E invece le 55 città sembrano tutte uguali, si mescolano e rimescolano in un gioco semiotico, semantico, surreale, onirico, esistenziale diabolico, emblematico, visionario. Fino a dire: basta e basta.
Marco Polo, il fortunato mercante veneziano, racconta le città da lui attraversate e visitate al melanconico imperatore Gran Kan, scimmiottando “Le Mille e una notte”. E qui si creano dialoghi che sembrano rebus, giochi enigmistici dove la verità si mescola con la menzogna e la menzogna con la verità senza perdere entrambe la loro potenza persuasiva.
Il nostro veneziano queste città le ha visitate davvero? Oppure è tutta un visione, un gioco dell’immaginazione, il risultato di un sogno o lo spavento di un incubo?
Sta di fatto che queste città somigliano molto agli esseri che li hanno edificate.
Un groviglio di splendore e decadenza, di volte celestiali e incubi sotterranei. Strati e strati di memoria; lucide balustre di marmo sospese nell’ignoto, melma sotterranea pietrificata nelle ossa dei defunti.
Città atemporali, senza confini, senza perimetri sebbene soffocate dai confini della memoria e dai perimetri dei nostalgici splendori. Proiettate in una realistica prospettiva futuristica.
55 città invisibili sull’atlante del grande imperatore, ma tangibili in quella realtà fatta di immagini spesso spettrali e inquietanti.
Perché è così, è l’illusione di una città ideale -e il lettore ha il compito, se vuole, di prendere un pezzo qui e un pezzo là e cominciare a crearla- si cela in quelle 55 città dai nomi di donna. E non è un caso che siano donne queste città aggrovigliate su sé stesse, in sé stesse, tra sé stesse. Ninfe e naiadi. La città è donna, sorretta da cariatidi, la città è complessità nel suo lacerante velo di Maya, è vita e morte, la città è scambio e isolamento, gioia e delizia, afflizione e pena. La città è potenza di luce tra le guglie di un monumento, la città è spazzatura di consumo e spreco. La città è abbondanza fra vie illuminate, la città è miseria tra i sobborghi e le cloache abitati dai topi.

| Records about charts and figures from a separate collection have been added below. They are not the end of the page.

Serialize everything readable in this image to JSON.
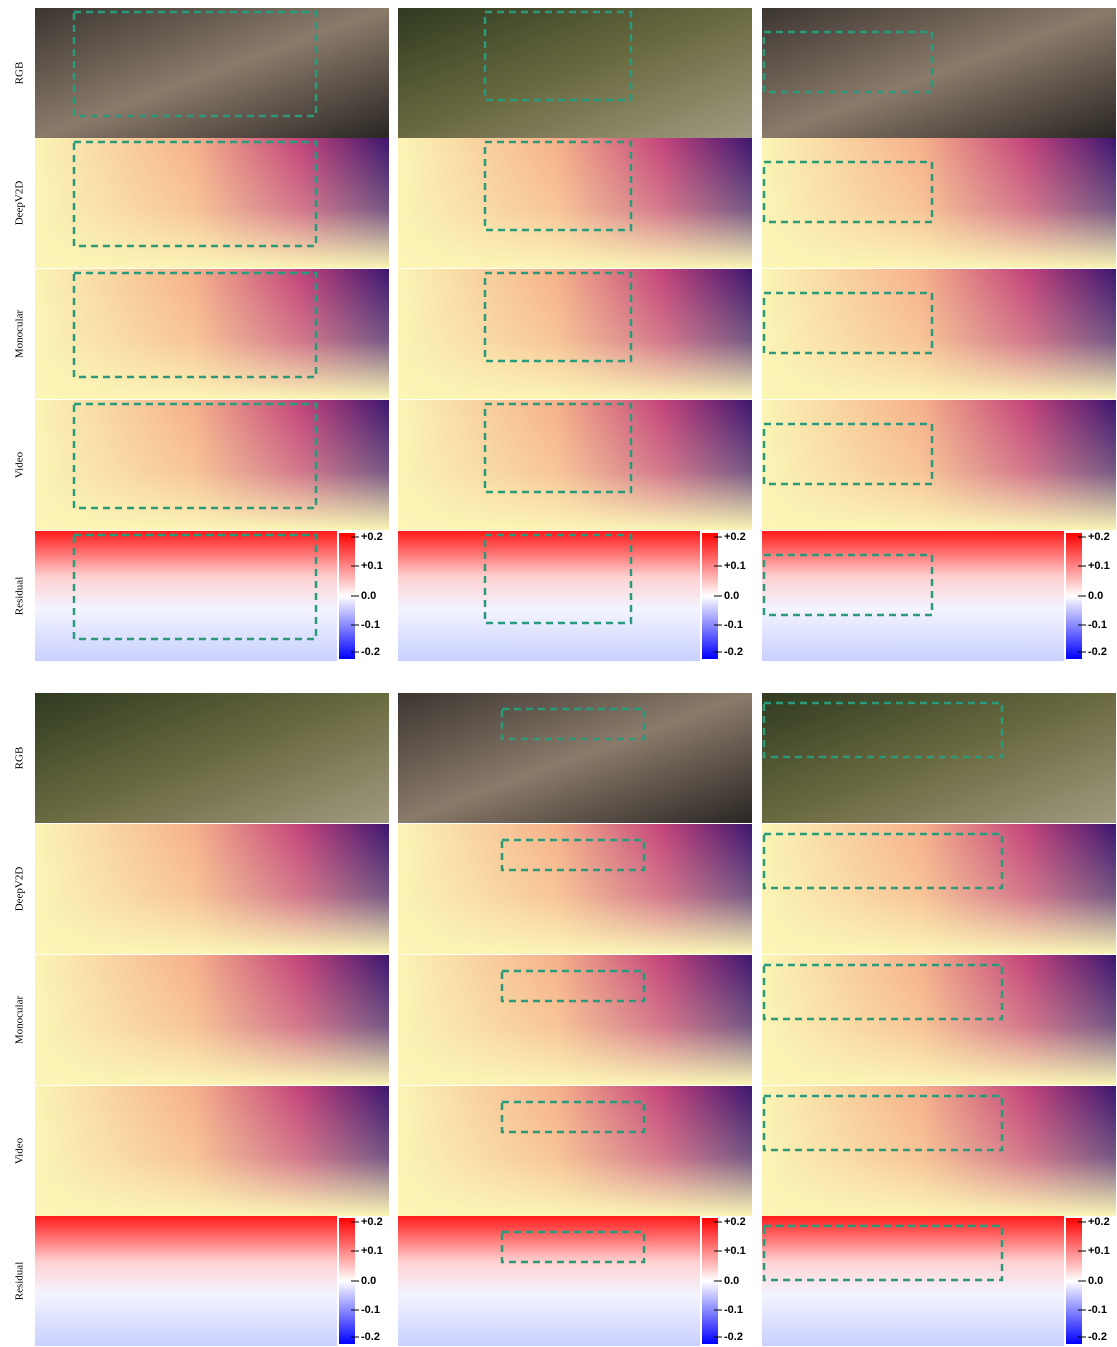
{
  "row_labels": [
    "RGB",
    "DeepV2D",
    "Monocular",
    "Video",
    "Residual"
  ],
  "colorbar_ticks": [
    "+0.2",
    "+0.1",
    "0.0",
    "-0.1",
    "-0.2"
  ]
}
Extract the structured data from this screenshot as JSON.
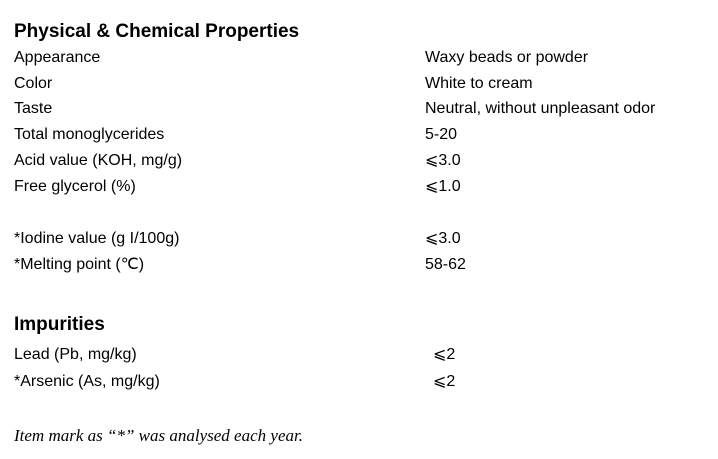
{
  "physical": {
    "heading": "Physical & Chemical Properties",
    "rows": [
      {
        "label": "Appearance",
        "value": "Waxy beads or powder"
      },
      {
        "label": "Color",
        "value": "White to cream"
      },
      {
        "label": "Taste",
        "value": "Neutral, without unpleasant odor"
      },
      {
        "label": "Total monoglycerides",
        "value": "5-20"
      },
      {
        "label": "Acid value (KOH, mg/g)",
        "value": "⩽3.0"
      },
      {
        "label": "Free glycerol (%)",
        "value": "⩽1.0"
      },
      {
        "label": "*Iodine value (g I/100g)",
        "value": "⩽3.0"
      },
      {
        "label": "*Melting point (℃)",
        "value": "58-62"
      }
    ]
  },
  "impurities": {
    "heading": "Impurities",
    "rows": [
      {
        "label": "Lead (Pb, mg/kg)",
        "value": "⩽2"
      },
      {
        "label": "*Arsenic (As, mg/kg)",
        "value": "⩽2"
      }
    ]
  },
  "footnote": "Item mark as “*” was analysed each year."
}
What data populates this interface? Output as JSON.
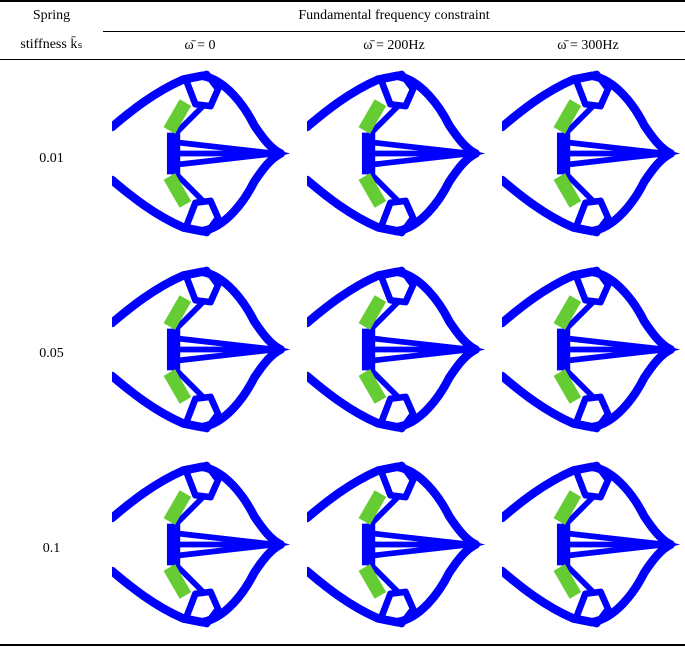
{
  "table": {
    "row_header": [
      "Spring",
      "stiffness k̄ₛ"
    ],
    "group_header": "Fundamental frequency constraint",
    "columns": [
      "ω̄ = 0",
      "ω̄ = 200Hz",
      "ω̄ = 300Hz"
    ],
    "rows": [
      "0.01",
      "0.05",
      "0.1"
    ]
  }
}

Ahi ahi che sciarada infernale.
Eppure qualche epigramma o epigrafe, sparsa qui e là, risulta da sottolineare, e fra tutte la più nota e la più reale, la più concreta in questo inconciliabile dilemma platonico fra realtà e mondo delle idee:
„L’inferno dei viventi non è qualcosa che sarà; se ce n’è uno, è quello che è già qui, l’inferno che abitiamo tutti i giorni, che formiamo stando insieme. Due modi ci sono per non soffrirne. Il primo riesce facile a molti: accettare l’inferno e diventarne parte fino al punto di non vederlo più. Il secondo è rischioso ed esige attenzione e apprendimento continui: cercare e saper riconoscere chi e cosa, in mezzo all’inferno, non è inferno, e farlo durare, e dargli spazio.“
Non so fate voi. Leggetelo. Per me una volta basta.

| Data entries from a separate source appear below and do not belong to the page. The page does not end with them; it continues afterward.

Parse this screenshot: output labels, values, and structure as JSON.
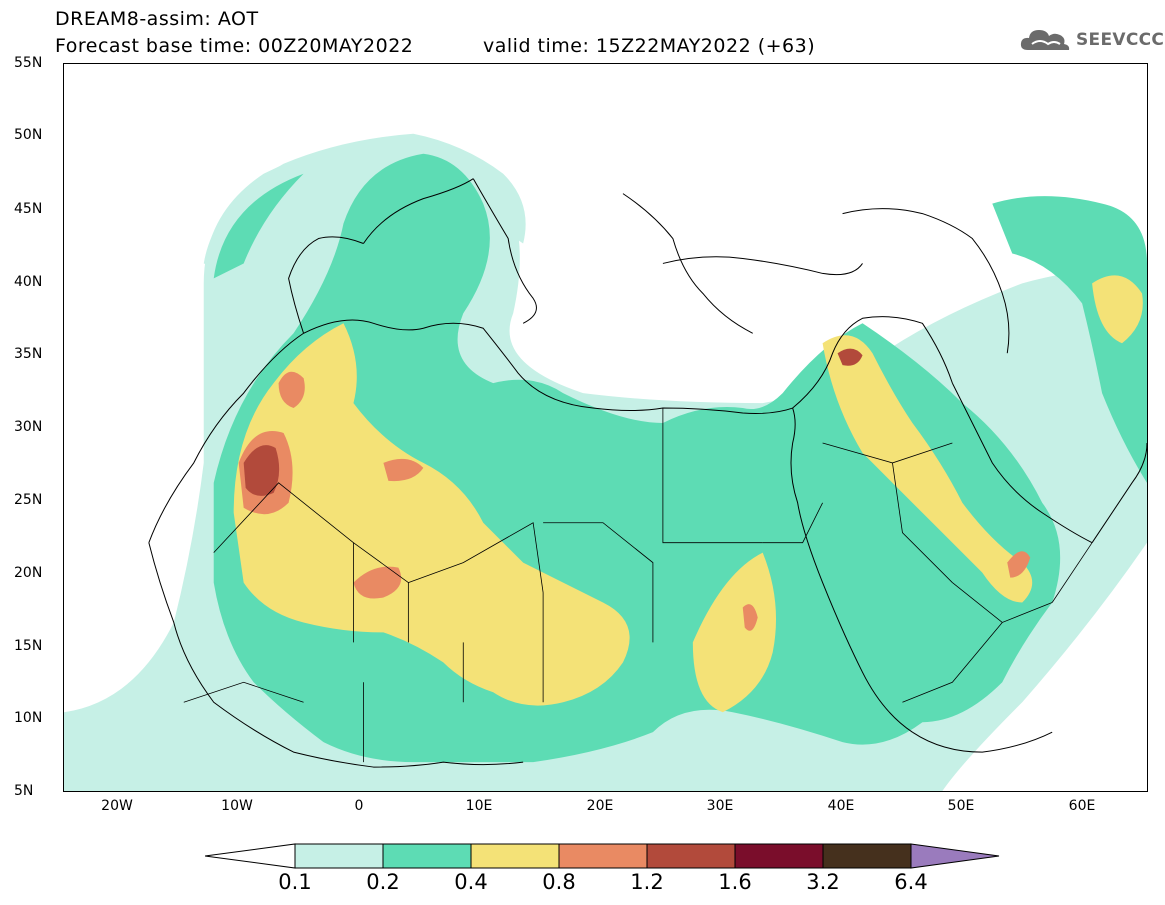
{
  "title": {
    "line1": "DREAM8-assim: AOT",
    "line2": "Forecast base time: 00Z20MAY2022",
    "valid": "valid time: 15Z22MAY2022 (+63)"
  },
  "logo": {
    "text": "SEEVCCC",
    "icon": "cloud-icon"
  },
  "map": {
    "lon_range": [
      -25,
      65
    ],
    "lat_range": [
      5,
      55
    ],
    "lat_labels": [
      "55N",
      "50N",
      "45N",
      "40N",
      "35N",
      "30N",
      "25N",
      "20N",
      "15N",
      "10N",
      "5N"
    ],
    "lon_labels": [
      "20W",
      "10W",
      "0",
      "10E",
      "20E",
      "30E",
      "40E",
      "50E",
      "60E"
    ]
  },
  "legend": {
    "labels": [
      "0.1",
      "0.2",
      "0.4",
      "0.8",
      "1.2",
      "1.6",
      "3.2",
      "6.4"
    ],
    "colors": [
      "#ffffff",
      "#c6f0e6",
      "#5ddcb4",
      "#f4e277",
      "#e98a63",
      "#b24a3b",
      "#7a0d2b",
      "#45301d",
      "#9a7bbd"
    ]
  }
}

Brava! sono d’accordo, ma per me, che ho studiato a fondo il testo, avendone fatto l’oggetto di una mia tesi, c’è dell’altro, dell’altro che forse attenua la freddezza matematica e tutta la freddezza imputabile quanto inesorabile. Peraltro non sono nemmeno sicura che l’unica cosa che si possa fare con l’inferno sia di evitarlo, vogliamo dire che Dante ha fatto tutt’altro? Se dovessi dire, il senso che ha colpito per me è esclusivamente la vista. Disegna filigrane e merletti, roba da incisori d’altri tempi o da beguinage di Bruges. Gli intervalli di conversazione con Kublai Khan sono deprimenti. Marco cerca di intrattenerlo, ma niente ha il gusto frizzante delle conversazioni di Shahrazād con il re misogino. Insomma, sono contenta di avere letto un parere così personale.